For most of recorded human history, finding north meant finding Polaris. The star at the tip of Ursa Minor's tail sits within a degree of the celestial pole, and the entire northern night sky appears to rotate around it. Sailors, navigators, hikers, and anyone who has ever needed to know which way they were facing has used this small constellation as the anchor.

The Science of Ursa Minor

Ursa Minor is a small northern constellation of seven main stars in the shape of a smaller, reversed Big Dipper.
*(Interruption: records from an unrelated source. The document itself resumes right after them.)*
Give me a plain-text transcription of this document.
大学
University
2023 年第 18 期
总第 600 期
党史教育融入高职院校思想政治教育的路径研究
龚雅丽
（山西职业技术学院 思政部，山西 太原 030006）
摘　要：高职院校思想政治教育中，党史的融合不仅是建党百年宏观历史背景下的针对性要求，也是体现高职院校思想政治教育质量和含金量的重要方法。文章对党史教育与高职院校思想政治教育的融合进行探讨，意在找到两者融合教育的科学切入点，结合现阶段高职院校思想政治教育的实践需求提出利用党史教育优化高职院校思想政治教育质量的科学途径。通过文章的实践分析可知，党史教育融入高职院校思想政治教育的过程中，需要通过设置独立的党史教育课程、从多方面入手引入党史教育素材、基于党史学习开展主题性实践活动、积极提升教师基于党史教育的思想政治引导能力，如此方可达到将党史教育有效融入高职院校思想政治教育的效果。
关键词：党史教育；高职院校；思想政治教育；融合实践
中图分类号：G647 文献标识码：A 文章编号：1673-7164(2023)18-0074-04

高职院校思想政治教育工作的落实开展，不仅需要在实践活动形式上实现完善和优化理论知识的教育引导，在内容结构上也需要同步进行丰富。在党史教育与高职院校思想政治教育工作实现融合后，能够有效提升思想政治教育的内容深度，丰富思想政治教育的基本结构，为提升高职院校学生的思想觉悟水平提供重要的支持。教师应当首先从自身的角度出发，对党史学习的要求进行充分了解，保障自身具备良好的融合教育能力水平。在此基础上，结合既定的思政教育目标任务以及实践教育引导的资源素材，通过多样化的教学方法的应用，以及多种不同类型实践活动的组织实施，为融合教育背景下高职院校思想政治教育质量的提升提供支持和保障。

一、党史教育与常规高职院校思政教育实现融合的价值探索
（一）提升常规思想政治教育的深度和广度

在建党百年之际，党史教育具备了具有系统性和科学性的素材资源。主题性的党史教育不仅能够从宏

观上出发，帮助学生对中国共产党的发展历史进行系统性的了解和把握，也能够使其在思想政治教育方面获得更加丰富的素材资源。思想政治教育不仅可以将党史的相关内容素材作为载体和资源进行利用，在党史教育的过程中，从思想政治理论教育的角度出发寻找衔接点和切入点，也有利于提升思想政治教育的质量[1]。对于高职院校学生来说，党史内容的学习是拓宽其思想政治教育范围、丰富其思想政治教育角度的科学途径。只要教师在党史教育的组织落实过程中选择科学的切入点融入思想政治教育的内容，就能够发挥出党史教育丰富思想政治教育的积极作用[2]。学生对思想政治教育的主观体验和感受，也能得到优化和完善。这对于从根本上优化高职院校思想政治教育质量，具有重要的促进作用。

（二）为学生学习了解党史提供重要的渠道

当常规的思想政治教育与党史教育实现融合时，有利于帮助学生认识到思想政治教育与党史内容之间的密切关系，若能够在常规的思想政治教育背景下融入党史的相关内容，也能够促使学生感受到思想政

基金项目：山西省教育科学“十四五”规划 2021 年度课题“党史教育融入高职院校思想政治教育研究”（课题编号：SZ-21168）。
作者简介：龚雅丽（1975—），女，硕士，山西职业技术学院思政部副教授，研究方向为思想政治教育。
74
Its brightest star, Polaris (Alpha Ursae Minoris), currently lies within 0.7 degrees of the north celestial pole, which is why it stays nearly fixed while the rest of the northern sky rotates around it. Polaris is a Cepheid variable supergiant at about 433 light years from Earth and roughly fifty times the diameter of the Sun. The current alignment is not permanent. Earth's rotational axis traces a 26,000-year precessional circle through the sky, which means the pole star changes over time. Polaris will be closest to the celestial pole around the year 2100. After that it will drift away, and Vega will become the nominal pole star around the year 13,700 CE.

Who Will Recognise It

The audience splits into two reasonably distinct groups:

  • astronomers, astrophysicists, and amateur observers who know the northern sky
  • sailors, hikers, mountaineers, and anyone whose work or play involves celestial navigation
  • history-of-science readers who appreciate the longevity of stellar wayfinding
  • science teachers and planetarium staff who use Polaris as the gateway to celestial mechanics
  • people who find meaning in the idea of a single fixed reference point in a moving sky

About half of orders ship to celestial-navigation enthusiasts (active sailors, long-distance hikers, scout leaders), with the rest going to working astronomers and amateur observers.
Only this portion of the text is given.